Sudah menjadi hal umum bahwa bahasa di negeri ini, terutama bahasa tutur, bisa diciptakan sedemikian rupa dan sedemikian cepat. Dari teman saya Ardi itulah saya sadar, ternyata bahasa juga kenal usia. Bahasa kenal batas waktu. Apa yang lazim dijadikan alat perbincangan dulu, bisa jadi sekarang tidak berlaku lagi. Apa yang menjadi trend kata di masa lalu, belum tentu populer bagi anak sekarang.

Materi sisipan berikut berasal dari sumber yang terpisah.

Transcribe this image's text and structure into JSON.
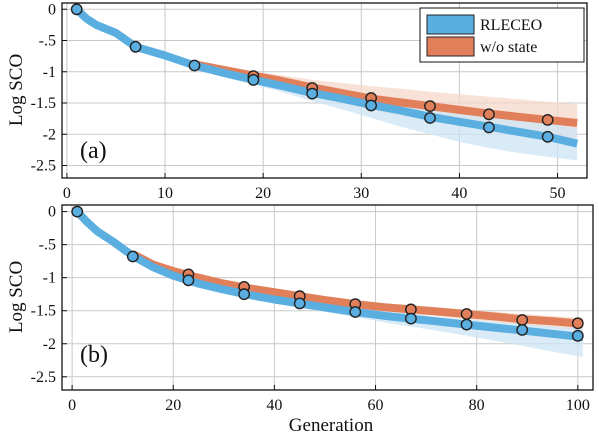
{
  "colors": {
    "rleceo": "#5aaee0",
    "rleceo_band": "#cde4f5",
    "wo_state": "#e07f5a",
    "wo_state_band": "#f6d7c8",
    "marker_edge": "#222222",
    "grid": "#c8c8c8"
  },
  "legend": {
    "rleceo": "RLECEO",
    "wo_state": "w/o state"
  },
  "chart_data": [
    {
      "type": "line",
      "panel_label": "(a)",
      "ylabel": "Log SCO",
      "xlabel": "",
      "xlim": [
        -0.5,
        53
      ],
      "ylim": [
        -2.7,
        0.1
      ],
      "xticks": [
        0,
        10,
        20,
        30,
        40,
        50
      ],
      "yticks": [
        0,
        -0.5,
        -1,
        -1.5,
        -2,
        -2.5
      ],
      "grid": true,
      "legend_position": "top-right",
      "series": [
        {
          "name": "RLECEO",
          "x": [
            1,
            2,
            3,
            5,
            7,
            10,
            13,
            16,
            19,
            22,
            25,
            28,
            31,
            34,
            37,
            40,
            43,
            46,
            49,
            52
          ],
          "values": [
            0,
            -0.15,
            -0.25,
            -0.38,
            -0.6,
            -0.74,
            -0.9,
            -1.02,
            -1.13,
            -1.23,
            -1.34,
            -1.43,
            -1.53,
            -1.62,
            -1.72,
            -1.8,
            -1.88,
            -1.96,
            -2.04,
            -2.15
          ],
          "band_upper": [
            0,
            -0.13,
            -0.22,
            -0.34,
            -0.56,
            -0.7,
            -0.86,
            -0.97,
            -1.06,
            -1.14,
            -1.22,
            -1.29,
            -1.36,
            -1.44,
            -1.52,
            -1.59,
            -1.67,
            -1.75,
            -1.82,
            -1.9
          ],
          "band_lower": [
            0,
            -0.17,
            -0.28,
            -0.42,
            -0.64,
            -0.78,
            -0.94,
            -1.08,
            -1.2,
            -1.33,
            -1.47,
            -1.6,
            -1.74,
            -1.88,
            -2.0,
            -2.12,
            -2.22,
            -2.3,
            -2.36,
            -2.42
          ],
          "markers_x": [
            1,
            7,
            13,
            19,
            25,
            31,
            37,
            43,
            49
          ],
          "markers_y": [
            0,
            -0.6,
            -0.9,
            -1.13,
            -1.35,
            -1.54,
            -1.74,
            -1.89,
            -2.04
          ]
        },
        {
          "name": "w/o state",
          "x": [
            13,
            16,
            19,
            22,
            25,
            28,
            31,
            34,
            37,
            40,
            43,
            46,
            49,
            52
          ],
          "values": [
            -0.88,
            -0.97,
            -1.06,
            -1.15,
            -1.25,
            -1.34,
            -1.43,
            -1.49,
            -1.55,
            -1.61,
            -1.67,
            -1.72,
            -1.77,
            -1.82
          ],
          "band_upper": [
            -0.86,
            -0.93,
            -1.0,
            -1.06,
            -1.13,
            -1.18,
            -1.23,
            -1.27,
            -1.32,
            -1.36,
            -1.4,
            -1.44,
            -1.48,
            -1.52
          ],
          "band_lower": [
            -0.9,
            -1.01,
            -1.12,
            -1.24,
            -1.37,
            -1.5,
            -1.62,
            -1.71,
            -1.78,
            -1.85,
            -1.92,
            -1.99,
            -2.05,
            -2.1
          ],
          "markers_x": [
            19,
            25,
            31,
            37,
            43,
            49
          ],
          "markers_y": [
            -1.07,
            -1.26,
            -1.42,
            -1.55,
            -1.68,
            -1.77
          ]
        }
      ]
    },
    {
      "type": "line",
      "panel_label": "(b)",
      "ylabel": "Log SCO",
      "xlabel": "Generation",
      "xlim": [
        -2,
        103
      ],
      "ylim": [
        -2.7,
        0.1
      ],
      "xticks": [
        0,
        20,
        40,
        60,
        80,
        100
      ],
      "yticks": [
        0,
        -0.5,
        -1,
        -1.5,
        -2,
        -2.5
      ],
      "grid": true,
      "series": [
        {
          "name": "RLECEO",
          "x": [
            1,
            3,
            5,
            8,
            12,
            16,
            20,
            25,
            30,
            35,
            40,
            45,
            50,
            56,
            62,
            67,
            72,
            78,
            84,
            89,
            95,
            101
          ],
          "values": [
            0,
            -0.16,
            -0.3,
            -0.45,
            -0.67,
            -0.84,
            -0.97,
            -1.09,
            -1.18,
            -1.26,
            -1.33,
            -1.39,
            -1.45,
            -1.52,
            -1.58,
            -1.62,
            -1.66,
            -1.71,
            -1.76,
            -1.8,
            -1.85,
            -1.9
          ],
          "band_upper": [
            0,
            -0.14,
            -0.27,
            -0.41,
            -0.62,
            -0.79,
            -0.92,
            -1.04,
            -1.13,
            -1.21,
            -1.28,
            -1.34,
            -1.4,
            -1.46,
            -1.51,
            -1.55,
            -1.59,
            -1.63,
            -1.67,
            -1.7,
            -1.74,
            -1.77
          ],
          "band_lower": [
            0,
            -0.18,
            -0.33,
            -0.49,
            -0.72,
            -0.89,
            -1.02,
            -1.14,
            -1.24,
            -1.32,
            -1.39,
            -1.46,
            -1.52,
            -1.6,
            -1.68,
            -1.74,
            -1.8,
            -1.88,
            -1.96,
            -2.03,
            -2.12,
            -2.2
          ],
          "markers_x": [
            1,
            12,
            23,
            34,
            45,
            56,
            67,
            78,
            89,
            100
          ],
          "markers_y": [
            0,
            -0.68,
            -1.04,
            -1.25,
            -1.39,
            -1.52,
            -1.62,
            -1.71,
            -1.79,
            -1.88
          ]
        },
        {
          "name": "w/o state",
          "x": [
            12,
            16,
            20,
            25,
            30,
            35,
            40,
            45,
            50,
            56,
            62,
            67,
            72,
            78,
            84,
            89,
            95,
            101
          ],
          "values": [
            -0.64,
            -0.8,
            -0.9,
            -1.0,
            -1.09,
            -1.16,
            -1.22,
            -1.28,
            -1.34,
            -1.4,
            -1.45,
            -1.48,
            -1.51,
            -1.55,
            -1.59,
            -1.63,
            -1.66,
            -1.7
          ],
          "band_upper": [
            -0.62,
            -0.77,
            -0.87,
            -0.97,
            -1.05,
            -1.12,
            -1.18,
            -1.24,
            -1.29,
            -1.35,
            -1.39,
            -1.42,
            -1.45,
            -1.49,
            -1.52,
            -1.55,
            -1.58,
            -1.61
          ],
          "band_lower": [
            -0.66,
            -0.83,
            -0.93,
            -1.03,
            -1.13,
            -1.2,
            -1.27,
            -1.33,
            -1.39,
            -1.45,
            -1.51,
            -1.55,
            -1.58,
            -1.63,
            -1.67,
            -1.72,
            -1.76,
            -1.8
          ],
          "markers_x": [
            23,
            34,
            45,
            56,
            67,
            78,
            89,
            100
          ],
          "markers_y": [
            -0.95,
            -1.14,
            -1.28,
            -1.4,
            -1.48,
            -1.55,
            -1.64,
            -1.69
          ]
        }
      ]
    }
  ]
}
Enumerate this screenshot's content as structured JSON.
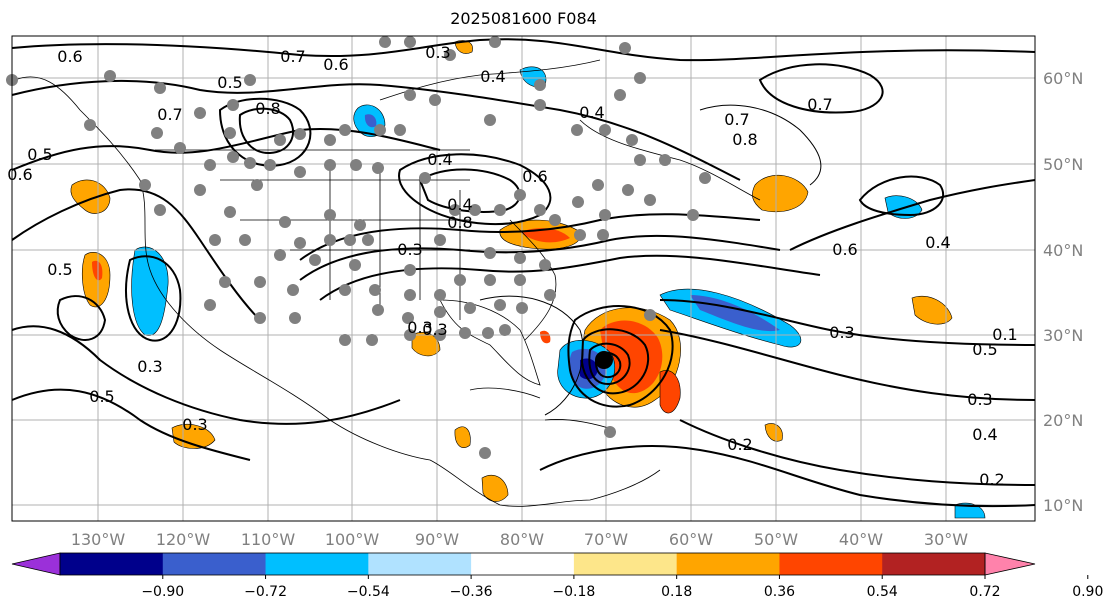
{
  "title": "2025081600 F084",
  "longitude_labels": [
    "130°W",
    "120°W",
    "110°W",
    "100°W",
    "90°W",
    "80°W",
    "70°W",
    "60°W",
    "50°W",
    "40°W",
    "30°W"
  ],
  "latitude_labels": [
    "60°N",
    "50°N",
    "40°N",
    "30°N",
    "20°N",
    "10°N"
  ],
  "contour_labels": [
    "0.6",
    "0.7",
    "0.6",
    "0.3",
    "0.4",
    "0.5",
    "0.8",
    "0.7",
    "0.4",
    "0.7",
    "0.8",
    "0.6",
    "0.5",
    "0.5",
    "0.4",
    "0.7",
    "0.8",
    "0.6",
    "0.3",
    "0.4",
    "0.3",
    "0.5",
    "0.5",
    "0.3",
    "0.3",
    "0.4",
    "0.2",
    "0.2",
    "0.3",
    "0.6",
    "0.4",
    "0.4",
    "0.5",
    "0.3",
    "0.1",
    "0.3"
  ],
  "colorbar": {
    "ticks": [
      "−0.90",
      "−0.72",
      "−0.54",
      "−0.36",
      "−0.18",
      "0.18",
      "0.36",
      "0.54",
      "0.72",
      "0.90"
    ],
    "colors": [
      "#9b30d9",
      "#00008b",
      "#3a5fcd",
      "#00bfff",
      "#b0e2ff",
      "#ffffff",
      "#fde68a",
      "#ffa500",
      "#ff4500",
      "#b22222",
      "#ff82ab"
    ]
  },
  "storm_marker": "filled-circle"
}
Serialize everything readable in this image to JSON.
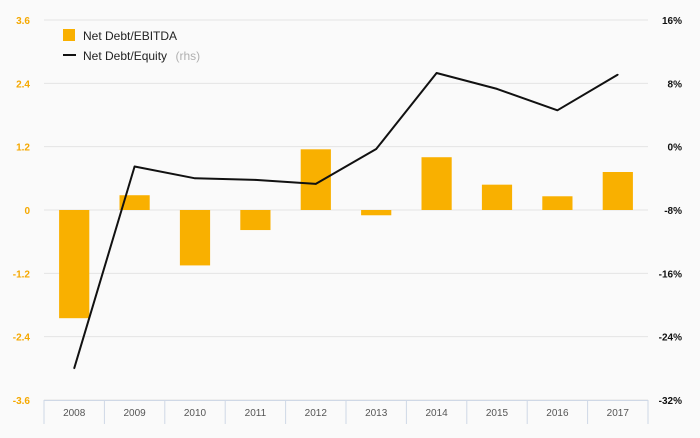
{
  "chart_data": {
    "type": "bar",
    "categories": [
      "2008",
      "2009",
      "2010",
      "2011",
      "2012",
      "2013",
      "2014",
      "2015",
      "2016",
      "2017"
    ],
    "series": [
      {
        "name": "Net Debt/EBITDA",
        "type": "bar",
        "axis": "left",
        "color": "#f9b000",
        "values": [
          -2.05,
          0.28,
          -1.05,
          -0.38,
          1.15,
          -0.1,
          1.0,
          0.48,
          0.26,
          0.72
        ]
      },
      {
        "name": "Net Debt/Equity",
        "type": "line",
        "axis": "right",
        "color": "#111111",
        "values": [
          -28.0,
          -2.5,
          -4.0,
          -4.2,
          -4.7,
          -0.3,
          9.3,
          7.3,
          4.6,
          9.1
        ]
      }
    ],
    "legend": {
      "position": "top-left",
      "items": [
        {
          "label": "Net Debt/EBITDA",
          "suffix": ""
        },
        {
          "label": "Net Debt/Equity",
          "suffix": "(rhs)"
        }
      ]
    },
    "y_left": {
      "range": [
        -3.6,
        3.6
      ],
      "ticks": [
        "3.6",
        "2.4",
        "1.2",
        "0",
        "-1.2",
        "-2.4",
        "-3.6"
      ],
      "color": "#f5a800"
    },
    "y_right": {
      "range": [
        -32,
        16
      ],
      "ticks": [
        "16%",
        "8%",
        "0%",
        "-8%",
        "-16%",
        "-24%",
        "-32%"
      ]
    },
    "grid": true
  }
}
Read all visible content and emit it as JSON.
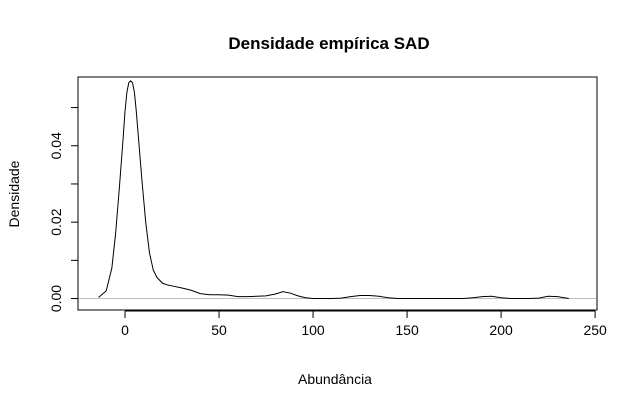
{
  "chart_data": {
    "type": "line",
    "title": "Densidade empírica SAD",
    "xlabel": "Abundância",
    "ylabel": "Densidade",
    "xlim": [
      -25,
      251
    ],
    "ylim": [
      -0.003,
      0.058
    ],
    "x_ticks": [
      0,
      50,
      100,
      150,
      200,
      250
    ],
    "x_tick_labels": [
      "0",
      "50",
      "100",
      "150",
      "200",
      "250"
    ],
    "y_ticks": [
      0.0,
      0.01,
      0.02,
      0.03,
      0.04,
      0.05
    ],
    "y_tick_labels": [
      "0.00",
      "",
      "0.02",
      "",
      "0.04",
      ""
    ],
    "baseline_y": 0,
    "grid": false,
    "line_color": "#000000",
    "baseline_color": "#bebebe",
    "series": [
      {
        "x": [
          -14,
          -10,
          -7,
          -5,
          -3,
          -1,
          0,
          1,
          2,
          3,
          4,
          5,
          6,
          7,
          9,
          11,
          13,
          15,
          17,
          20,
          23,
          26,
          30,
          35,
          40,
          45,
          50,
          55,
          60,
          65,
          70,
          75,
          80,
          84,
          88,
          92,
          96,
          100,
          105,
          110,
          115,
          120,
          125,
          130,
          135,
          140,
          145,
          150,
          160,
          170,
          180,
          185,
          190,
          195,
          200,
          205,
          210,
          215,
          220,
          225,
          230,
          236
        ],
        "y": [
          0.0003,
          0.002,
          0.008,
          0.017,
          0.029,
          0.042,
          0.049,
          0.054,
          0.0565,
          0.057,
          0.0565,
          0.054,
          0.049,
          0.043,
          0.031,
          0.02,
          0.012,
          0.0075,
          0.0055,
          0.004,
          0.0035,
          0.0032,
          0.0028,
          0.0022,
          0.0013,
          0.001,
          0.001,
          0.0009,
          0.0005,
          0.0005,
          0.0006,
          0.0007,
          0.0012,
          0.0018,
          0.0014,
          0.0007,
          0.0002,
          0.0,
          0.0,
          0.0,
          0.0001,
          0.0005,
          0.0008,
          0.0008,
          0.0006,
          0.0002,
          0.0,
          0.0,
          0.0,
          0.0,
          0.0,
          0.0002,
          0.0005,
          0.0006,
          0.0002,
          0.0,
          0.0,
          0.0,
          0.0001,
          0.0006,
          0.0005,
          0.0
        ]
      }
    ]
  }
}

Saya sendiri termasuk produk masa kini yang masih suka menggunakan kosakata jaman dulu, entah karena alasan yang saya sengaja–biasanya karena idealisme–atau karena memang saya sendiri yang kurang pergaulan. Mungkin ini yang menyebabkan saya dan Ardi masih cukup “nyambung” dari segi bahasa.

Ketidaklekangan bahasa atas waktu bisa dilihat dari fenomena anak sekarang yang sudah tidak lagi menggunakan kata-kata seperti kece, yang dulu populer di tahun 80-an, atau doi dan doski yang populer di tahun yang sama. Bahasa memang merupakan produk budaya, yang tumbuh dan berkembang seiring bergulirnya waktu. Anak sekarang barangkali lebih mengenal kata secara, gokil, atau sadis.

Perbedaan waktu tidak hanya menjadikan sebuah kata menjadi usang, tetapi juga bisa memberikan makna yang berbeda. Salah satu contohnya adalah kata secara yang sekarang tidak melulu berarti dengan atau ala, juga kata sadis yang kini justru beralih makna menjadi sangat keren atau sangat luar biasa.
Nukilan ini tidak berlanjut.